Stoudemire isn't exactly playing with pop lately, either. Yes, the wear-and-tear is starting to mount along with the bags of ice that pack his body after games. He hasn't participated in practices recently just to get rest. And while it's important to preserve their most important player so he has enough fuel in the tank come April when the playoffs begin, you also have to make sure you can even get there.

Everyone else has to deal with the rigors of the long NBA season and the dog days that come at this time of year. Stoudemire has been great, but Garden fans should stifle the "MVP" chants for now until STAT gets back on his "immortal swagger." Lately, he's been mortal and, at least until Carmelo arrives, the Knicks can't afford for him to be human.

Let's call it as we saw it: Elton Brand absolutely outplayed Stoudemire as the dominant big man in the game, with 33 points and 16 rebounds. Stoudemire said Brand "got comfortable early" which should be an indictment on himself, since he was the biggest player on the court early in the game when Brand torched the Knicks for 19 first quarter points. Timofey Mozgov did the best job on Brand and that can not go unnoticed on Sunday in the rematch of this home-and-home.

This is an early test, a real one. This isn't a measuring stick like games against the Celtics, Heat and Spurs. Losses actually mean something here, so this is a true test for Mike D'Antoni's team.

And on Friday in Philadelphia, they found themselves in an unfamiliar position, as the hunted. It's something they better get used to because of all the teams in the East, the Knicks appear to be the most vulnerable to a second-half swoon. And teams like the 76ers, Bobcats, Pacers and Bucks will be gunning for them as they battle for the last three spots in the East playoff standings.

You could argue that the team's terrific run from mid-November to mid-January afforded them this time right now. They build up a seven-game cushion. But that's almost completely gone now and they can't let it continue much longer.

"It's something we can't afford," Stoudemire said of the 3-9 slide. "We're a young team, we haven't done nothing yet. I hope everybody's not comfortable with the fact that we have a winning record. But that's slowly evaporating."

Their hold on the sixth seed will evaporate to just one game if they lose Sunday against the 76ers for a home-and-home sweep and, more importantly, an 0-3 record against Philly this season that could be a factor if a tie-breaker situation is needed.

"That's a must win," Raymond Felton said of the noon matinee at the Garden.

"You can't put a lot of weight [on it], but at the same time, it's a must-win," Felton reiterated. "You've got to know the importance of that . . . that's a team that's right behind us."
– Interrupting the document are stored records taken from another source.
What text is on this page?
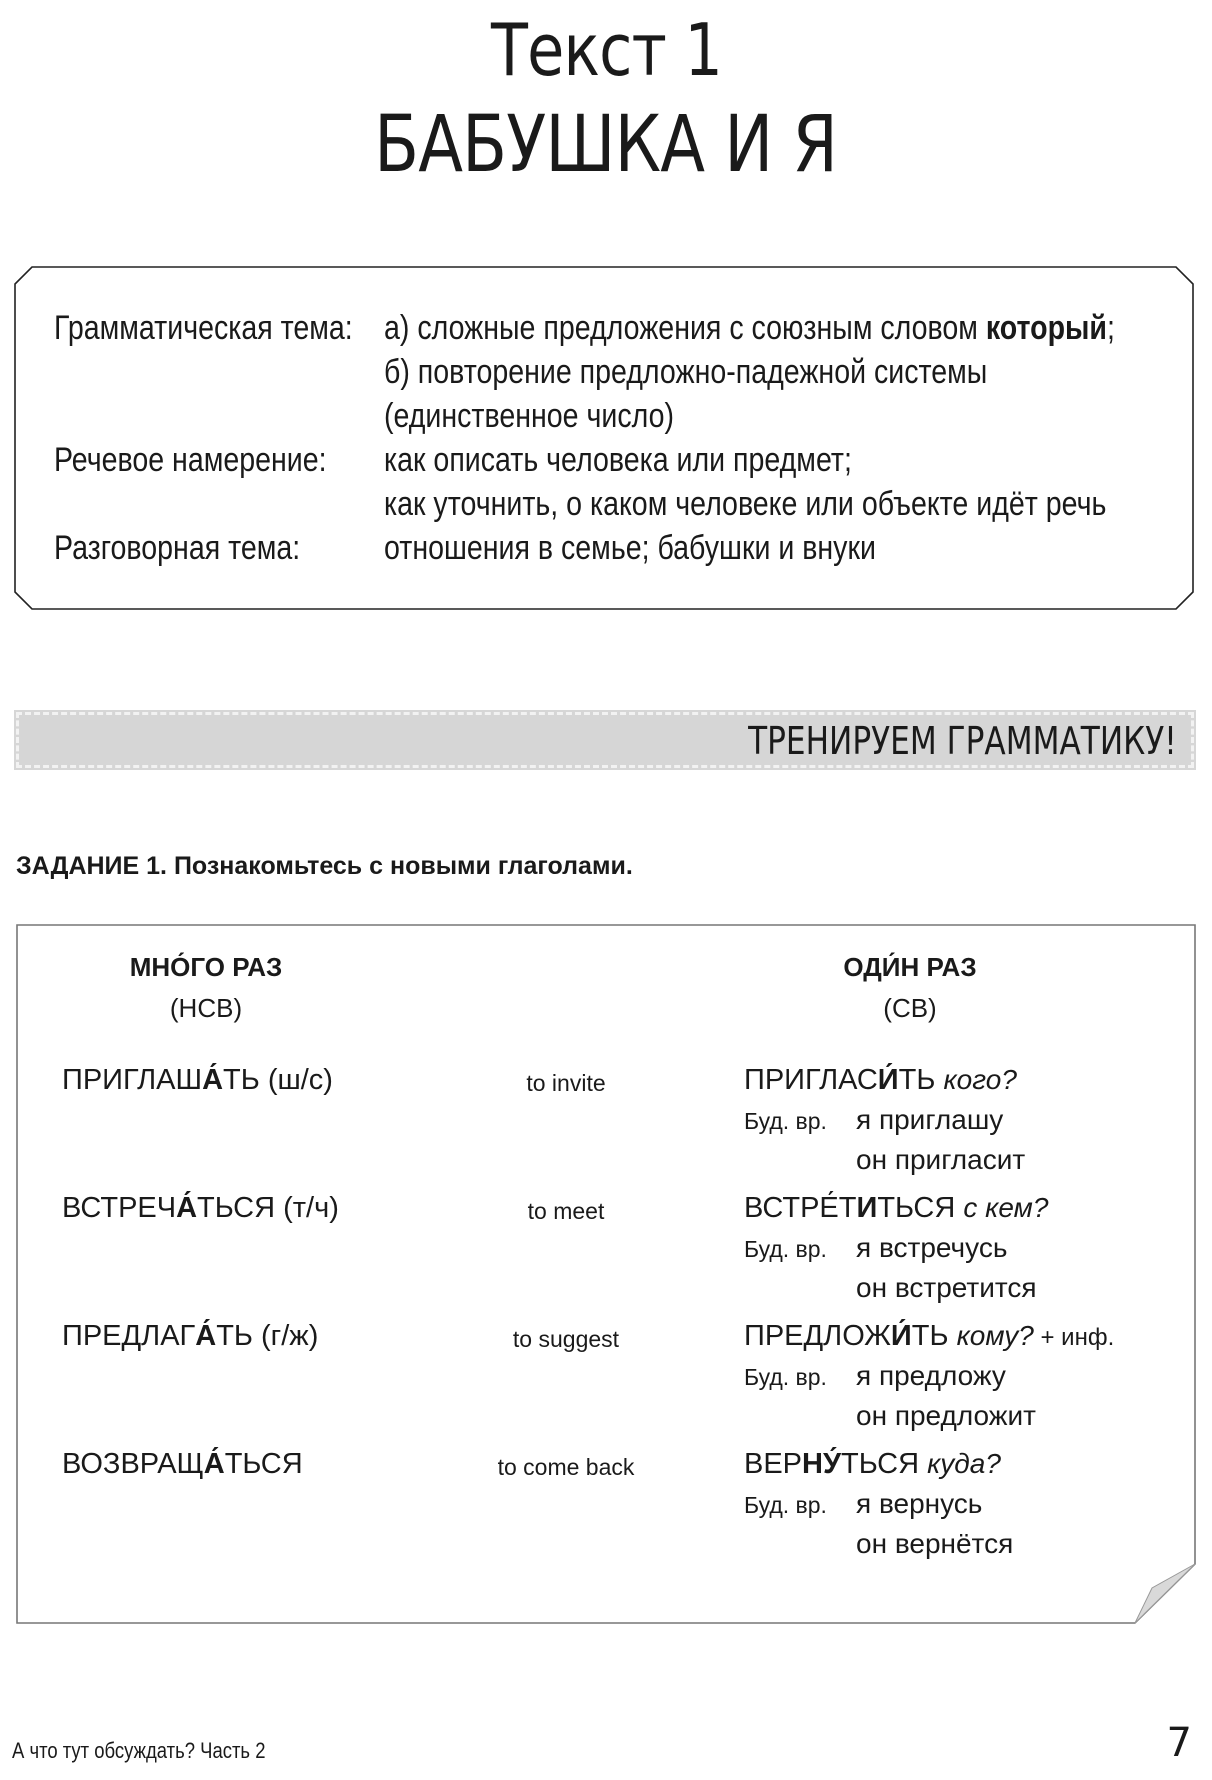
Текст 1
БАБУШКА И Я
Грамматическая тема: а) сложные предложения с союзным словом который;
б) повторение предложно-падежной системы
(единственное число)
Речевое намерение: как описать человека или предмет;
как уточнить, о каком человеке или объекте идёт речь
Разговорная тема: отношения в семье; бабушки и внуки
ТРЕНИРУЕМ ГРАММАТИКУ!
ЗАДАНИЕ 1. Познакомьтесь с новыми глаголами.
МНО́ГО РАЗ
(НСВ)
ОДИ́Н РАЗ
(СВ)
ПРИГЛАША́ТЬ (ш/с)	to invite	ПРИГЛАСИ́ТЬ кого?
Буд. вр. я приглашу
он пригласит
ВСТРЕЧА́ТЬСЯ (т/ч)	to meet	ВСТРЕ́ТИТЬСЯ с кем?
Буд. вр. я встречусь
он встретится
ПРЕДЛАГА́ТЬ (г/ж)	to suggest	ПРЕДЛОЖИ́ТЬ кому? + инф.
Буд. вр. я предложу
он предложит
ВОЗВРАЩА́ТЬСЯ	to come back	ВЕРНУ́ТЬСЯ куда?
Буд. вр. я вернусь
он вернётся
А что тут обсуждать? Часть 2	7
Felton had a strong third quarter with 15 of his 26 points and helped lead the comeback after the nine point lead he helped provide going into the fourth was surrendered when Toney Douglas ran the offense, which failed to score in over six minute span in the fourth. That's an extremely scary reality D'Antoni has to face when he takes Felton out for his needed rest in the second half: Douglas is a tenacious defender, but he just has no command of the offense. This is why while Donnie Walsh pursues Carmelo Anthony before the trade deadline -- this team certainly could use his offense, especially late in games -- he also needs to find a capable backup point guard.

Felton has been one to take the last shot most of the time this season, so it was notable that on that final play in Philadelphia, instead of being Lou Williams off the dribble or setting up a pick-and-roll situation with Amar'e, Felton instead passed it off to Danilo Gallinari.

Gallinari then made the wise decision -- yes, he was guarded and to chuck a three there would have been ill-advised -- to swing the ball to the corner to Shawne Williams, the NBA's best three-point shooter who is so often money from that left corner and had just nailed one from there a few seconds earlier to bring the Knicks to within two. But Williams passed up what would have been a game-winner to drive the ball and never looked sure of that decision from the moment he put the ball on the floor.

To his credit, Williams man-ed up after the game and admitted it was a mental mistake on his part and vowed it won't happen again. You have to respect that, but you also have to demand better from your team -- young or not -- at this point in the season.

"Those little excuses we used to make earlier in the season, it's time out for that," Felton said. "We can't make them no more. We've got to hold each other accountable individually and as a team."

They've got to realize that from this point forward, every game means something. It's been years since the Knicks have played for anything. Generally by the all-star break, the team has too much ground to make up.

Now they have too much to lose.

* * *

* - The team is expected to officially announce on Saturday the hiring of former Nuggets GM Mark Warkentien as a consultant. Warkentien, who was the 2009 NBA Executive of the Year, has had a longtime relationship Walsh, who had him on his short list of potential candidates to fill a general manager position.